Он работал некоторое время четко и слаженно, понимая, однако, что это должно кончиться катастрофой. Зрачки его были расширены, и "мальчик", трухлявая стойка, обросшая белым грибком, сместился в центр выработки. Он уже не ждал, он жаждал катастрофы как избавления, ибо вся жизнь его прошла в этой выработке, и он помнил каждый рельс на решетке, знал каждую зазубринку, и узор, образованный белым грибком на трухлявом дереве, был ему родным. Цель его жизни была волочить скребок сквозь темноту, сквозь сумерки к решетке, освещенной карбидной лампой, и теперь, когда цель эта осуществлялась и скребок полз, наполненный до краев чистой высококачественной рудой, он испытывал особенный страх, только лишь сама катастрофа могла избавить его от страха перед ней.
Наконец он услышал лязг в темноте, лебедку перекосило, обрывок троса пронесся у виска и высек красноватый каменный фонтанчик. Ким включил лебедку, расстегнул пуговицу спецовки у горла и глубоко вдохнул тепловатый, по-домашнему привычный воздух.
"Могло убить",- подумал Ким словно о давно случившемся событии, впечатление от которого потускнело и потому доставляло ему незначительное беспокойство. Он взял карбидную лампу и пошел в забой. За последнее время здесь произошло изменение, глыбы нависли еще ниже, и передвигаться можно было лишь согнувшись, а у самого забоя ползком. Очевидно, Ким просчитался, слишком поздно переключил обратный ход, загнал скребок до конца, ударил им по груди забоя и вырвал из скалы крюк с блоком, по которому скользил трос. При падении блок раскололся, впрочем, он давно уже держался на волоске, свежий излом был лишь в конце изъеденного ржавчиной металла.

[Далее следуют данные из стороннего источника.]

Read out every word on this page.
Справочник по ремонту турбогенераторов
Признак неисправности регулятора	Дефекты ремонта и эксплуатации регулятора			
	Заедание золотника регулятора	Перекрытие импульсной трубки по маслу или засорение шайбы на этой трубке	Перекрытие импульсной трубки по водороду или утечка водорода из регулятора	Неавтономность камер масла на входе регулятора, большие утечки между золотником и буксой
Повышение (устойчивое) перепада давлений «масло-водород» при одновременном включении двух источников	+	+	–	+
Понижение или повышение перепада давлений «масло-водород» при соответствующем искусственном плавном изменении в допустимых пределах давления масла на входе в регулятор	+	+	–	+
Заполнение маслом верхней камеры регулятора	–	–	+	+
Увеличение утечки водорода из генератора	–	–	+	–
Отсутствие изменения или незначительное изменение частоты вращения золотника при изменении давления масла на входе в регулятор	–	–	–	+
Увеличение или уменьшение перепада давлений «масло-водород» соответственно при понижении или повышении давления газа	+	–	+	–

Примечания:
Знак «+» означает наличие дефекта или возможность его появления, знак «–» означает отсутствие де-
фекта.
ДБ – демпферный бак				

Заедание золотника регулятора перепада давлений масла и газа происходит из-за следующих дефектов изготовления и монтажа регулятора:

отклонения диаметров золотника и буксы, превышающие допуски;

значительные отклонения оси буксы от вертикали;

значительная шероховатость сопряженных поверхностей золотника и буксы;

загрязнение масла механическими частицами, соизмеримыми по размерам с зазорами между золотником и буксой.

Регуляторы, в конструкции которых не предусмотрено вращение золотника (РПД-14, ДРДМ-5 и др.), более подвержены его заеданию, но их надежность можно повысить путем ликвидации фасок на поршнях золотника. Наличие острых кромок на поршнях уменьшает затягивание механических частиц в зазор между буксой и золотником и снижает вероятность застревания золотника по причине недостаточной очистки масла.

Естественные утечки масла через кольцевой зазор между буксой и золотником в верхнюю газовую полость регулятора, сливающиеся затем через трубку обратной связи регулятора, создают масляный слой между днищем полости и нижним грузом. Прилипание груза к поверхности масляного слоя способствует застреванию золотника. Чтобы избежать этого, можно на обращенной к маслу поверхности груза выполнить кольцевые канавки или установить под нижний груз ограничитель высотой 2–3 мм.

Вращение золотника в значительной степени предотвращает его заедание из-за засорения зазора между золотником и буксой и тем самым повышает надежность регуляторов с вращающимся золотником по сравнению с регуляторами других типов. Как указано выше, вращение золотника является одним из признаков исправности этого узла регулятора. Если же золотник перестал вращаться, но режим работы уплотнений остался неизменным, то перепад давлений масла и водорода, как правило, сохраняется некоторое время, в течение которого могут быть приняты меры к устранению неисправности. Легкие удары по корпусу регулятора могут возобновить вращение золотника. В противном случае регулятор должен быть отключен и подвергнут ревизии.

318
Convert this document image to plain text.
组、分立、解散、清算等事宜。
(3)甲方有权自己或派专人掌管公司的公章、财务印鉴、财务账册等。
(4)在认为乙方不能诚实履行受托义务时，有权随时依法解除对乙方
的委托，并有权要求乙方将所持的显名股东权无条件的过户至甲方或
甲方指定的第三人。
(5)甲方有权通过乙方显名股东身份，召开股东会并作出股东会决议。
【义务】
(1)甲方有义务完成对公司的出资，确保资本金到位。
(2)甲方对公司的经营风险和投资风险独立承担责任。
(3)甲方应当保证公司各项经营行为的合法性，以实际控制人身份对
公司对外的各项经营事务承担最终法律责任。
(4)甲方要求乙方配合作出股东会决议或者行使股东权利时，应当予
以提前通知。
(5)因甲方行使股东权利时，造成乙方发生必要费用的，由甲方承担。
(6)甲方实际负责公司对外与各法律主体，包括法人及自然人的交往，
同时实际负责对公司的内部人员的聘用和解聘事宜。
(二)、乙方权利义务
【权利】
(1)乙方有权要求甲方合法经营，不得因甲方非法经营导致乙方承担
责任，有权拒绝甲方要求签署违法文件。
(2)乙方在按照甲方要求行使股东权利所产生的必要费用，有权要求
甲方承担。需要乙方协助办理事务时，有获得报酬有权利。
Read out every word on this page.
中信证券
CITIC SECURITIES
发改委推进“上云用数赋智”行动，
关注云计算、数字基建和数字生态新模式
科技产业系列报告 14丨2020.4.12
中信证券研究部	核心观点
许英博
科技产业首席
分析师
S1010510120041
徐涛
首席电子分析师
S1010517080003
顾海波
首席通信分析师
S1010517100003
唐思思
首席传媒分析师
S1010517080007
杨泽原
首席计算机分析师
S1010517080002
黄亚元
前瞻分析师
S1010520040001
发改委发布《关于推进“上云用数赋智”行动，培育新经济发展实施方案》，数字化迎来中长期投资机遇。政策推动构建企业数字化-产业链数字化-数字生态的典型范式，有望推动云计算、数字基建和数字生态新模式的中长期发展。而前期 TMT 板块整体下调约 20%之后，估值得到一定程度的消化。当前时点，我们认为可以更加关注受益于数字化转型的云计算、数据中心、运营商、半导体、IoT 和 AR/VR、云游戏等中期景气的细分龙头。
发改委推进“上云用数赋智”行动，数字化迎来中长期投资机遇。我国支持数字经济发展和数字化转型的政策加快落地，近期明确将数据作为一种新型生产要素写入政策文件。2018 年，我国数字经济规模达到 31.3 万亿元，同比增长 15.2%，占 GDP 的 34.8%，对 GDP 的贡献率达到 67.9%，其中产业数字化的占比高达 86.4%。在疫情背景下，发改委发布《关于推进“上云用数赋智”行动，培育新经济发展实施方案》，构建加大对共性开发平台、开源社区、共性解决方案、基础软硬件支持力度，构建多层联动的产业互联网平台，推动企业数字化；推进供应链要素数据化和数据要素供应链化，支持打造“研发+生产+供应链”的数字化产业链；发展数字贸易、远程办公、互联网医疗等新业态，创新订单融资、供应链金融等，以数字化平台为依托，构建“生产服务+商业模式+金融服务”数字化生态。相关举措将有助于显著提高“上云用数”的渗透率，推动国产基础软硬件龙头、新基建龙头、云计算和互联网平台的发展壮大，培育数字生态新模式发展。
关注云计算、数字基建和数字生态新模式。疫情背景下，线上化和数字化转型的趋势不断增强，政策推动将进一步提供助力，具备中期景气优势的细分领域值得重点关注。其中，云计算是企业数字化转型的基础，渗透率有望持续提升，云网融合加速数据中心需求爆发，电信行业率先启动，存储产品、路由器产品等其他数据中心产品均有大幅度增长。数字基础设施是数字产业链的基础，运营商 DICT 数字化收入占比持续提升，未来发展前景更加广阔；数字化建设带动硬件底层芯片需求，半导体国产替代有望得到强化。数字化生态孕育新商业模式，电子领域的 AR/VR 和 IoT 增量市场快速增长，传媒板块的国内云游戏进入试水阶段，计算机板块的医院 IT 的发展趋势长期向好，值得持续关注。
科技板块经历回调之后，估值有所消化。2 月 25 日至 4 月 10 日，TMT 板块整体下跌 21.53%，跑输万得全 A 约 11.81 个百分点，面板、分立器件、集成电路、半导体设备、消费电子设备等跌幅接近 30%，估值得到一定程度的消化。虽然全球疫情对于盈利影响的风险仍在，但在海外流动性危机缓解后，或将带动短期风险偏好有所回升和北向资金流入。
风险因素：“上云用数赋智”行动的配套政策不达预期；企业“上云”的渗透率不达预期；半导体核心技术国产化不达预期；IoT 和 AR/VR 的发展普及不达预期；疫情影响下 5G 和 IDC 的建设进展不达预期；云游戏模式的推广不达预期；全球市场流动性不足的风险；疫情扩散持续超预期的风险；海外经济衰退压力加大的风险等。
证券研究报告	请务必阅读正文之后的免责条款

Ким подполз к самому обрыву в камеру, это был короткий лаз, некогда перекрытый решеткой, сейчас полностью сгнившей - торчали лишь склизкие куски бревен. Он упер подбородок в разбухшее бревно и попробовал посветить карбидкой. Жалкий отблеск таял где-то на первых же метрах кромешной тьмы. Сладковатый запах серного газа щекотал ноздри. Сама преисподняя разверзла перед ним свои недра, и Ким испытал вдруг манящее чувство бездны. Руки были легкими крыльями, лишь на конце, несколько утяжеляя их, зудели две ранки, а тело стало по-птичьи горячим. Он ясно слышал звуки, незнакомые ранее, похожие на шепот. Ким повернулся на спину и опустил в бездну голову затылком вниз. С плотно заплющенными глазами, чувствуя от напряжения покалывание в ушах, он слушал шепот, хоть и понимая уже, что это шуршат камушки, потревоженные его телом и скатывающиеся вниз по стенкам. Весь вес его переместился к голове, в лоб, под кожу была вставлена чугунная пластинка, переносица тоже отяжелела, но ему было хорошо, и он лишь изредка приподымал голову, чтоб сглотнуть накопившуюся слюну. Он услыхал из бездны человеческие голоса, и это его не удивило, так же, как во сне не удивляют любые нелепости.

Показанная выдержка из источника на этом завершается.